For DTC brands, the goal is not just to find campaigns that convert. The goal is to identify which campaigns are creating profitable new demand, acquiring high-quality customers, and supporting long-term growth.
How Often Should You Audit Your Google Ads Account?
For DTC eCommerce brands, we recommend:
- Full account audit: Every 6 months, or any time you onboard a new agency, hire a new in-house specialist, or experience a sudden significant change in performance.
- Campaign-level review: Monthly, focused on bidding performance, search term quality, and budget allocation.
- Feed and GMC review: Weekly during peak seasons (Q4, major sales events), monthly otherwise.
The worst thing you can do is audit your account once, make improvements, and then let it run untouched. Google Ads is a living system: algorithms update, competition shifts, your product catalog changes, and consumer search behavior evolves. Regular audits ensure your account keeps pace.
Final Thoughts: Start With the Audit, Then Act
A Google Ads audit is not the finish line. It is the starting point for making better decisions across tracking, campaign structure, bidding, feed quality, creative, and customer acquisition.
For DTC eCommerce brands, the accounts that scale most profitably are not always the ones spending the most. They are the ones with cleaner data, stronger controls, better product visibility, and a clearer understanding of where revenue is actually coming from.
If you have worked through this guide and uncovered gaps in your account, VIDEN Growth can help you turn those findings into a focused action plan. Our team can review your Google Ads setup, identify the highest-impact opportunities, and help you prioritize the changes most likely to improve profitable growth.
FAQ
To audit a Google Ads account, review your conversion tracking, campaign structure, bidding strategies, keywords, audiences, ad creatives, and product feed. The goal is to identify wasted spend, improve targeting, and uncover opportunities to increase ROAS and revenue.
A Google Ads account audit is a comprehensive review of an account’s settings, campaigns, tracking, targeting, and performance data.

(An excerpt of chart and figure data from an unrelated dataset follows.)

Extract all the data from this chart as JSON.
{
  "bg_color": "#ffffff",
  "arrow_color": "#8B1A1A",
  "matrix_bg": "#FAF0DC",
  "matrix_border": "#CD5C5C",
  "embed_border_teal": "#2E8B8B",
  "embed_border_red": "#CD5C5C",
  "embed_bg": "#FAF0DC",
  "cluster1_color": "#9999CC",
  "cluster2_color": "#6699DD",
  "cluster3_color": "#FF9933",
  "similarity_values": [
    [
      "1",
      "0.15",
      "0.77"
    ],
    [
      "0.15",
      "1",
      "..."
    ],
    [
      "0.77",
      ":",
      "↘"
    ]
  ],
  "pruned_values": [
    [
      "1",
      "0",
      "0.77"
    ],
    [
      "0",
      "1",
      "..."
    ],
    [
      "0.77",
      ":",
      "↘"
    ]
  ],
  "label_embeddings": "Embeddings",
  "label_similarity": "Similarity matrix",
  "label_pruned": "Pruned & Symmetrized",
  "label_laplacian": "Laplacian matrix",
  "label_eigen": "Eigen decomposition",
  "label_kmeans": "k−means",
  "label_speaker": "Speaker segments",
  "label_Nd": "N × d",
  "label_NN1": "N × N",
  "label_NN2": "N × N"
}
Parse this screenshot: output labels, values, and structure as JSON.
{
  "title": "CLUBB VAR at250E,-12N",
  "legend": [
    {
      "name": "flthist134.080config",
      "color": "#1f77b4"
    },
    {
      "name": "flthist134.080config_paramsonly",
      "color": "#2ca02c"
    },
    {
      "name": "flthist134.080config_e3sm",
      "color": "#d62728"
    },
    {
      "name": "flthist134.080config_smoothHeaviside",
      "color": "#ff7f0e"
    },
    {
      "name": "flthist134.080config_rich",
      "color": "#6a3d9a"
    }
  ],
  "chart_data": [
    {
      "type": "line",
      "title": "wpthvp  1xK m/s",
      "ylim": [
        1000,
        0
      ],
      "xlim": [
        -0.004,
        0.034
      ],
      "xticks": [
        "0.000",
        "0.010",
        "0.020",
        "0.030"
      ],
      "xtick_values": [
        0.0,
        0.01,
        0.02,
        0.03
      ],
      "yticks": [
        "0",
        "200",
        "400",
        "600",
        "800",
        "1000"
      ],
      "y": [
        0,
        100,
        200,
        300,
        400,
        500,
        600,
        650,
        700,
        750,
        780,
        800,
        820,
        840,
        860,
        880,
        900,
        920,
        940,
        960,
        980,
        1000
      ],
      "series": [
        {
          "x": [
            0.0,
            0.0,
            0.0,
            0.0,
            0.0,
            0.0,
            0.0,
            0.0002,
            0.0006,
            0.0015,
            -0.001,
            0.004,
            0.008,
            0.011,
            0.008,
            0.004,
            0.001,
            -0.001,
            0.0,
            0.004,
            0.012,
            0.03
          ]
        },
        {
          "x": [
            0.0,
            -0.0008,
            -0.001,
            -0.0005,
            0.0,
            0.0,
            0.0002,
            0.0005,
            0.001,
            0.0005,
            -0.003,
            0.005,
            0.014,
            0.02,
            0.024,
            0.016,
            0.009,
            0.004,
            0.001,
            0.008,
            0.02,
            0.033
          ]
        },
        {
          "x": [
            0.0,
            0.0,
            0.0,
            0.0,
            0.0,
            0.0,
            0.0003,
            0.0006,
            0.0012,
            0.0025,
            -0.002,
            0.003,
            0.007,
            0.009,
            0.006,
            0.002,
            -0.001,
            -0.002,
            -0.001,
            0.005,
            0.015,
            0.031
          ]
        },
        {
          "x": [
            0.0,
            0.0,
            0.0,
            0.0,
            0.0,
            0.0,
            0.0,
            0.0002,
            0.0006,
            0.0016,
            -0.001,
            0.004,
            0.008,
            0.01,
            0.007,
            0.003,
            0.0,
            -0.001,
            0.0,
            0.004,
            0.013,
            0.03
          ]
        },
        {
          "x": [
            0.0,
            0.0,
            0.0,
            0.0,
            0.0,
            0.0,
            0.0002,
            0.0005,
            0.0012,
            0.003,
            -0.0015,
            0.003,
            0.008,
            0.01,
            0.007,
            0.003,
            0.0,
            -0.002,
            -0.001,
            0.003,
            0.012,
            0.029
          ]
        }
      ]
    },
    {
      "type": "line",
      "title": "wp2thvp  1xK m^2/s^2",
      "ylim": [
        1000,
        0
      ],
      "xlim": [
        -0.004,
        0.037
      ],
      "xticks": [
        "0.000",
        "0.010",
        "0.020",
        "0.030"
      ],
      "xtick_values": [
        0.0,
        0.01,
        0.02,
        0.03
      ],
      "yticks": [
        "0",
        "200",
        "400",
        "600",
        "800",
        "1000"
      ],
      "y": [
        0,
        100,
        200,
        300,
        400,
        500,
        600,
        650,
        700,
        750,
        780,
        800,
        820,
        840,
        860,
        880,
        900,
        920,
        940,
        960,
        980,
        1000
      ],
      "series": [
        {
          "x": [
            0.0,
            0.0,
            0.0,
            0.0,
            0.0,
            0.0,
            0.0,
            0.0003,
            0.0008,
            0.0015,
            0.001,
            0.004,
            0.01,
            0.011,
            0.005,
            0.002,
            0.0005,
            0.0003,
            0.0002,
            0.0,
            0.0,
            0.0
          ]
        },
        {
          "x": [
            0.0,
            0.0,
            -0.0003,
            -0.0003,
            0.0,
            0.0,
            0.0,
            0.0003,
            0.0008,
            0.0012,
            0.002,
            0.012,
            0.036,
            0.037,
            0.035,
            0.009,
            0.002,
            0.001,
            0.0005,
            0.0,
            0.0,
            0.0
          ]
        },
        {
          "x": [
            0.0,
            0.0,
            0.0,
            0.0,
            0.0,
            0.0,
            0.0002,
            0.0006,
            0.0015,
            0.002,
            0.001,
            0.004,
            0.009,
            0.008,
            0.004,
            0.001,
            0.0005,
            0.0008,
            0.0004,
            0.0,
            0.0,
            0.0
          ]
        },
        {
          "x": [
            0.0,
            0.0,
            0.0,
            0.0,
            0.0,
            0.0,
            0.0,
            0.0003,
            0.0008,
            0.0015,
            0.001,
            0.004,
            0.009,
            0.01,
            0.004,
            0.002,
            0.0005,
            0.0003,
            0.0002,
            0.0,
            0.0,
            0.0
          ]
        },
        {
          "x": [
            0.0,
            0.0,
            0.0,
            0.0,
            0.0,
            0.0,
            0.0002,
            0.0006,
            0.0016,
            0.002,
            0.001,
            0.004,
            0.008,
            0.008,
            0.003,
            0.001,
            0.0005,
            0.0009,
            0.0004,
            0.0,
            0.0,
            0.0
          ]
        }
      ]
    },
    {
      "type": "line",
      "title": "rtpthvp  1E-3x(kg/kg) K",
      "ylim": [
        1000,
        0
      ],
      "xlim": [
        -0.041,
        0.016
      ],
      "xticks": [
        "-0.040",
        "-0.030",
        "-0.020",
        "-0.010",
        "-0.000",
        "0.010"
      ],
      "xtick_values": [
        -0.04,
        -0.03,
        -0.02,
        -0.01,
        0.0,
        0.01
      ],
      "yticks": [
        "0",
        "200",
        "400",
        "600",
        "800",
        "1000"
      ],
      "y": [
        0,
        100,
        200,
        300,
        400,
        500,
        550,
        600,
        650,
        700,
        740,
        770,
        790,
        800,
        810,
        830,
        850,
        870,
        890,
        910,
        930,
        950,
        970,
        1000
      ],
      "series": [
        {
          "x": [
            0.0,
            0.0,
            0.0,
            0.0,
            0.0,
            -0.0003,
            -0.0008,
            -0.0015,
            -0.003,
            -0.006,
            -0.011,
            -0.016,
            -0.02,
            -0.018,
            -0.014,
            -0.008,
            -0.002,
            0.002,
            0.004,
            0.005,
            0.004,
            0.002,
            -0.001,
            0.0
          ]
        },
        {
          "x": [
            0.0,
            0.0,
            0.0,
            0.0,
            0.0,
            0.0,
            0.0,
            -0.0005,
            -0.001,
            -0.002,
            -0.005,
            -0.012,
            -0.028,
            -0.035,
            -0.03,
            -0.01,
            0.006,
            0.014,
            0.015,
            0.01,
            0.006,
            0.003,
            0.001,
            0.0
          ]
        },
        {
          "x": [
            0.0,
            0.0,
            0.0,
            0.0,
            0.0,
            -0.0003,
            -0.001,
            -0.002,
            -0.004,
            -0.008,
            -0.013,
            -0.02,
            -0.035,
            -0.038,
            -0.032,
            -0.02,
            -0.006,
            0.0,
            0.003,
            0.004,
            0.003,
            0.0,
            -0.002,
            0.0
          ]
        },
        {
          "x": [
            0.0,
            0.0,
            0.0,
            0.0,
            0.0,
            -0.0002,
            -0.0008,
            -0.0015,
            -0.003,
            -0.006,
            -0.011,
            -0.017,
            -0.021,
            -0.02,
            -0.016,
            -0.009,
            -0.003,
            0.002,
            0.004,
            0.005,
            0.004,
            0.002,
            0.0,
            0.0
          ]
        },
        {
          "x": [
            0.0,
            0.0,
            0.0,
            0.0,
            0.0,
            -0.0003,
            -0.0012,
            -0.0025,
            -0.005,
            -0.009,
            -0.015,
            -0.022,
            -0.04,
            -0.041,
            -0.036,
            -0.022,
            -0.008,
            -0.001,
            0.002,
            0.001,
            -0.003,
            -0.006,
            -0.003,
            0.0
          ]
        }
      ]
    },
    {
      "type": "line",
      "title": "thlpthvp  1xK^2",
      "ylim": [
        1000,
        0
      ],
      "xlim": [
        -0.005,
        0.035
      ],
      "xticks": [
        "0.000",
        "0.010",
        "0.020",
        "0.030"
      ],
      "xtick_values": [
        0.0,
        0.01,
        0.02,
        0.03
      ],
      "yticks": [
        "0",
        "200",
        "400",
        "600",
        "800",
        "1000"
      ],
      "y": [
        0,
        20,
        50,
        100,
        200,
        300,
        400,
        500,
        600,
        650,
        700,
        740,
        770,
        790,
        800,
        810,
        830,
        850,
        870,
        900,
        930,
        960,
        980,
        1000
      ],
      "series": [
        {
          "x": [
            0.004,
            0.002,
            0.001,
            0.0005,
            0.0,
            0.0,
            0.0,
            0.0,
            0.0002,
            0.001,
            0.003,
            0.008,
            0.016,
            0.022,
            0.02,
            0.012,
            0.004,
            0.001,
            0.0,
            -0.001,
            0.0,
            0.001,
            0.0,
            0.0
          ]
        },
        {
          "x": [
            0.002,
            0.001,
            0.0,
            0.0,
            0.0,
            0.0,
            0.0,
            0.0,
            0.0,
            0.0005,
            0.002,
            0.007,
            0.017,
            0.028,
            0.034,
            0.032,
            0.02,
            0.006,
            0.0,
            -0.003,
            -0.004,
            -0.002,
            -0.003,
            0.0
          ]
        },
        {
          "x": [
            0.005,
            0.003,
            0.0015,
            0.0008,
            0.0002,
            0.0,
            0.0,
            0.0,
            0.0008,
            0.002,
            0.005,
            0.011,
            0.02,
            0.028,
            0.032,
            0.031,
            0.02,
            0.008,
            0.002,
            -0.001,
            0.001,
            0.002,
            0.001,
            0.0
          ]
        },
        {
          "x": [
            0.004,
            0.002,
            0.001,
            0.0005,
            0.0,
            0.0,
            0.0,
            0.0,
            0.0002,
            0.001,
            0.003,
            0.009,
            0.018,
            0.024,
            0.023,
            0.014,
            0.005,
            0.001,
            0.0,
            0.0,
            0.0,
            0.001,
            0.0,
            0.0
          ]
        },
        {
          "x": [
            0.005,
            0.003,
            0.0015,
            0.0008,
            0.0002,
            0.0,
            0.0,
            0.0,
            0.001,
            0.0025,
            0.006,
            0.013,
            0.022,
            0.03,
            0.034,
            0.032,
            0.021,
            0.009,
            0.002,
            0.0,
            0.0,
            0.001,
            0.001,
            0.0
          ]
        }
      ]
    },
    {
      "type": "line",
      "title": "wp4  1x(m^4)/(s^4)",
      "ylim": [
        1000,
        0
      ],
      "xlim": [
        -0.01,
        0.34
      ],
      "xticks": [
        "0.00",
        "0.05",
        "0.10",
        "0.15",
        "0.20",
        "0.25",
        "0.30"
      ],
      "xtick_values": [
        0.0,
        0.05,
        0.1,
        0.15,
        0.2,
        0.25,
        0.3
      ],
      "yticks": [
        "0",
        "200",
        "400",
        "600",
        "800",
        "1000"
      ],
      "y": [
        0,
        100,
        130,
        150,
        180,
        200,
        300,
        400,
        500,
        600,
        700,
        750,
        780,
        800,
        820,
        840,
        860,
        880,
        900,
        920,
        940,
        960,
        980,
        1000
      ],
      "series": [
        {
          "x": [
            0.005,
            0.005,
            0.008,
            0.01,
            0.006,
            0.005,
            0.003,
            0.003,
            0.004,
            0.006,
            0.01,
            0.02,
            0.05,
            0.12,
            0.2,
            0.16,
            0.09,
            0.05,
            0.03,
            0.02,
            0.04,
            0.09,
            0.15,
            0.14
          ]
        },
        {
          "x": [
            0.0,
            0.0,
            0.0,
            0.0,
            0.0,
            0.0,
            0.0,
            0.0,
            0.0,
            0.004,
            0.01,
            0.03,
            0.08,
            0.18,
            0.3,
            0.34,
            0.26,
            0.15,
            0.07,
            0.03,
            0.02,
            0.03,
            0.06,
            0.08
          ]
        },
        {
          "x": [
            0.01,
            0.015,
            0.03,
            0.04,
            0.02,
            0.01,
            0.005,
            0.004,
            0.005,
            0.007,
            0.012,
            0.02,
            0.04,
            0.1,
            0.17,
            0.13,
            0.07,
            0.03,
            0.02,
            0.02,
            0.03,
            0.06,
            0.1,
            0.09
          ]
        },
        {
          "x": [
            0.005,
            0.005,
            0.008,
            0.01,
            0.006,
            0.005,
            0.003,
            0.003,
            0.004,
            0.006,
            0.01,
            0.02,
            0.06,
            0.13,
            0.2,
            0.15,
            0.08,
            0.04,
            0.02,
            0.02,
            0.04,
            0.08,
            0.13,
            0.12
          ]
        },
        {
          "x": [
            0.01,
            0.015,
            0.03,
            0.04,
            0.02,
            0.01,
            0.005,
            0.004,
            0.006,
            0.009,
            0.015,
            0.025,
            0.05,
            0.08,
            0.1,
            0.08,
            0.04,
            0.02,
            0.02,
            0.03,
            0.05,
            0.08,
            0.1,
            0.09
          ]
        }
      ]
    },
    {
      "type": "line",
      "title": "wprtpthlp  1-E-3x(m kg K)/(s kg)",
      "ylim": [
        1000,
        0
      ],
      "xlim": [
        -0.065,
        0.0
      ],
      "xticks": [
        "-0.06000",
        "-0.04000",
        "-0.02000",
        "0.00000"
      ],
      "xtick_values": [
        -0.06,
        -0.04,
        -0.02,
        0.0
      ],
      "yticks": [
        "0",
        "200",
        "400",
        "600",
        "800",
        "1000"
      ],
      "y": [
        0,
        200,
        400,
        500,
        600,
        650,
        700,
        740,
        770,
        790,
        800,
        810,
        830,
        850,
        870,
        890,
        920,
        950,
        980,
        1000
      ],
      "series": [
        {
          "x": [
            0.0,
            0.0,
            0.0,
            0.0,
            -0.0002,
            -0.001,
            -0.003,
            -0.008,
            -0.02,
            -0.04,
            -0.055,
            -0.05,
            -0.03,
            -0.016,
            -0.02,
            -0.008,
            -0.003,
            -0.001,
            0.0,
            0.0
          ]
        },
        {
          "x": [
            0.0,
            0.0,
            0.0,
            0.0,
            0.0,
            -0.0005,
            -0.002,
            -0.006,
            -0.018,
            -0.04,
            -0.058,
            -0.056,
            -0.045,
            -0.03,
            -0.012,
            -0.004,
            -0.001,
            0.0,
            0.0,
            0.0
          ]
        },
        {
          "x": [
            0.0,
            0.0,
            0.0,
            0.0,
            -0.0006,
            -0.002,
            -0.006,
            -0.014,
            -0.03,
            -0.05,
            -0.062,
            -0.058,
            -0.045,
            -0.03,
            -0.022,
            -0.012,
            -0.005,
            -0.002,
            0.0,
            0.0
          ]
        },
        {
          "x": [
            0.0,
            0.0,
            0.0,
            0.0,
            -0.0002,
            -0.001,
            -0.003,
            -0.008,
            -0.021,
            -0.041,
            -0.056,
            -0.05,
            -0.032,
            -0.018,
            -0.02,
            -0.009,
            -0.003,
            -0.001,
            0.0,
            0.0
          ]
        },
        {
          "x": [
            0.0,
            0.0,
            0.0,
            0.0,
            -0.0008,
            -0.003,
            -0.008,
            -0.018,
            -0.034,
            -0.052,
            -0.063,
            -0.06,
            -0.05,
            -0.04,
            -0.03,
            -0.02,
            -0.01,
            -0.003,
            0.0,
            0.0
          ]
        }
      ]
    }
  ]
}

It helps identify inefficiencies, uncover growth opportunities, and improve advertising profitability.
Most eCommerce brands should perform a full Google Ads account audit every six months. Monthly reviews are also recommended to monitor performance, budgets, bidding strategies, and search term quality.
The most common Google Ads mistakes in eCommerce include inaccurate conversion tracking, poor campaign structure, wasted spend on irrelevant search terms, under-optimized product feeds, and unrealistic bidding targets. These issues can reduce efficiency and limit account growth.